A golden sarcophagus with hieroglyphics, and inside the second glass cabinet in the background you can see x-ray plates, lying beneath the mummy, partially visible in the picture. The museum conducted a radiographic study of this mummy, without disturbing the piece, in which it was determined that the individual was a woman, embalmed with various objects.
Statues and busts
Egyptian figurine of the hand mill worker
The goddess Isis
Sculpture of a baboon
A life-size stone sculpture of a baboon. The other side of this sculpture (the left side of the baboon) was broken, and the top of sculpture also seems to be missing its original structure, so in this case it might be a depiction of the god Djehuty (or Thoth), a deity that is sometimes represented as a baboon with a lunar disk on top of his head, or it could also be the god Babi or Baba.
Ceremonial staff and sistrum
On the left, the crown of an Egyptian ceremonial staff made of bronze, with a depiction of the god Bes (715-332 BC). On the right, a metallic sistrum or “sechechet,” used as a musical instrument in sacred ceremonies and rituals.

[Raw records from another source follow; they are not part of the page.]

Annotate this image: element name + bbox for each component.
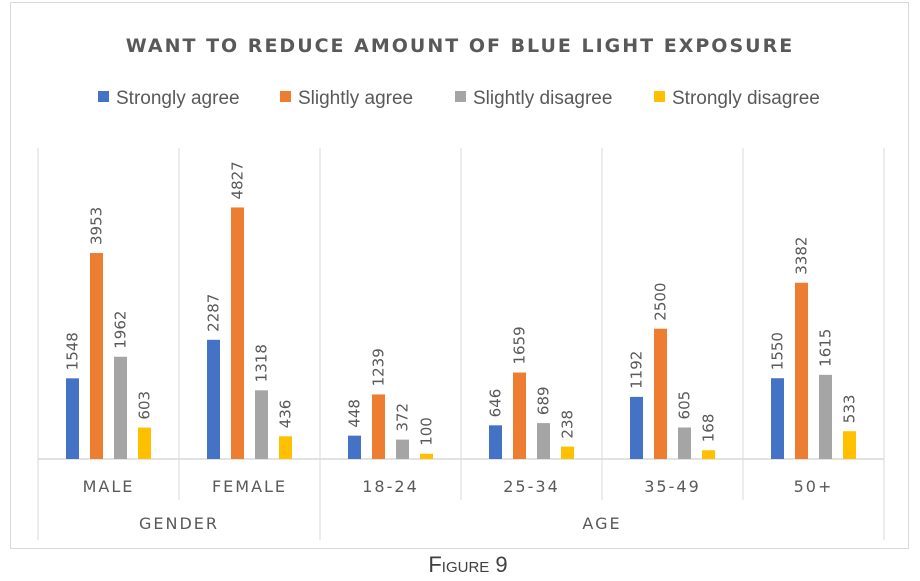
data-label: 238 (559, 410, 577, 439)
category-label: 18-24 (362, 477, 419, 496)
chart-frame (10, 2, 909, 549)
category-label: 25-34 (503, 477, 560, 496)
bar-male-1 (66, 378, 79, 459)
group-labels: GENDER AGE (139, 514, 621, 533)
data-label: 448 (346, 399, 364, 428)
figure-caption: Figure 9 (428, 552, 507, 577)
data-label: 100 (418, 417, 436, 446)
bar-18-24-4 (420, 453, 433, 459)
legend-swatch-4 (654, 91, 665, 102)
bar-18-24-3 (396, 439, 409, 459)
bar-male-4 (138, 427, 151, 459)
category-label: 35-49 (644, 477, 701, 496)
bar-female-4 (279, 436, 292, 459)
category-label: FEMALE (212, 477, 287, 496)
data-label: 1192 (628, 351, 646, 389)
legend: Strongly agree Slightly agree Slightly dis… (98, 88, 820, 109)
group-label-age: AGE (582, 514, 621, 533)
data-label: 1318 (253, 344, 271, 382)
bar-female-3 (255, 390, 268, 459)
bar-25-34-2 (513, 372, 526, 459)
data-label: 168 (700, 414, 718, 443)
data-label: 605 (676, 391, 694, 420)
data-label: 1659 (511, 326, 529, 364)
bar-25-34-3 (537, 423, 550, 459)
data-label: 689 (535, 386, 553, 415)
data-label: 1615 (817, 329, 835, 367)
bar-35-49-4 (702, 450, 715, 459)
data-label: 372 (394, 403, 412, 432)
bar-50--4 (843, 431, 856, 459)
bar-35-49-1 (630, 396, 643, 459)
axes (37, 148, 885, 540)
bar-18-24-2 (372, 394, 385, 459)
data-label: 1239 (370, 348, 388, 386)
bar-18-24-1 (348, 435, 361, 459)
bar-male-3 (114, 356, 127, 459)
bar-35-49-2 (654, 328, 667, 459)
data-label: 2287 (205, 294, 223, 332)
legend-label-4: Strongly disagree (672, 88, 820, 109)
chart-title: WANT TO REDUCE AMOUNT OF BLUE LIGHT EXPO… (126, 35, 794, 57)
bar-50--1 (771, 378, 784, 459)
bar-35-49-3 (678, 427, 691, 459)
data-label: 646 (487, 389, 505, 418)
legend-swatch-3 (455, 91, 466, 102)
data-label: 4827 (229, 161, 247, 199)
bar-male-2 (90, 253, 103, 459)
bar-50--3 (819, 374, 832, 459)
legend-swatch-1 (98, 91, 109, 102)
data-label: 2500 (652, 283, 670, 321)
data-label: 436 (277, 400, 295, 429)
legend-swatch-2 (280, 91, 291, 102)
category-labels: MALE FEMALE 18-24 25-34 35-49 50+ (83, 477, 834, 496)
bar-female-2 (231, 207, 244, 459)
category-label: 50+ (794, 477, 834, 496)
data-label: 1962 (112, 311, 130, 349)
data-label: 3953 (88, 207, 106, 245)
bar-50--2 (795, 282, 808, 459)
data-label: 1550 (769, 332, 787, 370)
legend-label-3: Slightly disagree (473, 88, 612, 109)
bar-25-34-1 (489, 425, 502, 459)
legend-label-2: Slightly agree (298, 88, 413, 109)
data-labels: 1548 3953 1962 603 2287 4827 1318 436 448 1239 372… (64, 161, 859, 446)
bar-25-34-4 (561, 446, 574, 459)
bar-female-1 (207, 339, 220, 459)
data-label: 3382 (793, 237, 811, 275)
data-label: 603 (136, 391, 154, 420)
data-label: 533 (841, 395, 859, 424)
legend-label-1: Strongly agree (116, 88, 240, 109)
data-label: 1548 (64, 332, 82, 370)
group-label-gender: GENDER (139, 514, 219, 533)
category-label: MALE (83, 477, 135, 496)
bars (66, 207, 856, 459)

Ceremonial staff with a rowboat
Another ceremonial piece made of metal that represents an Egyptian rowboat.
Mummy of a crocodile
Animals always played a key role in ancient Egypt, either by representing various gods, in hieroglyphic writing, or even as pets, whose treatment by their owner was an important factor in the afterlife. Animal mummification was therefore common, including pets such as cats, dogs, birds and baboons, but also crocodiles, such as the one on this picture.
Lapis lazuli ornaments
The Egyptian Museum of Barcelona has a full section of ornaments, amulets and jewelry of different materials and colors, with gold and lapis lazuli standing out. The pieces are quite varied and detailed, with different representations; in this case, a beetle with outspread wings.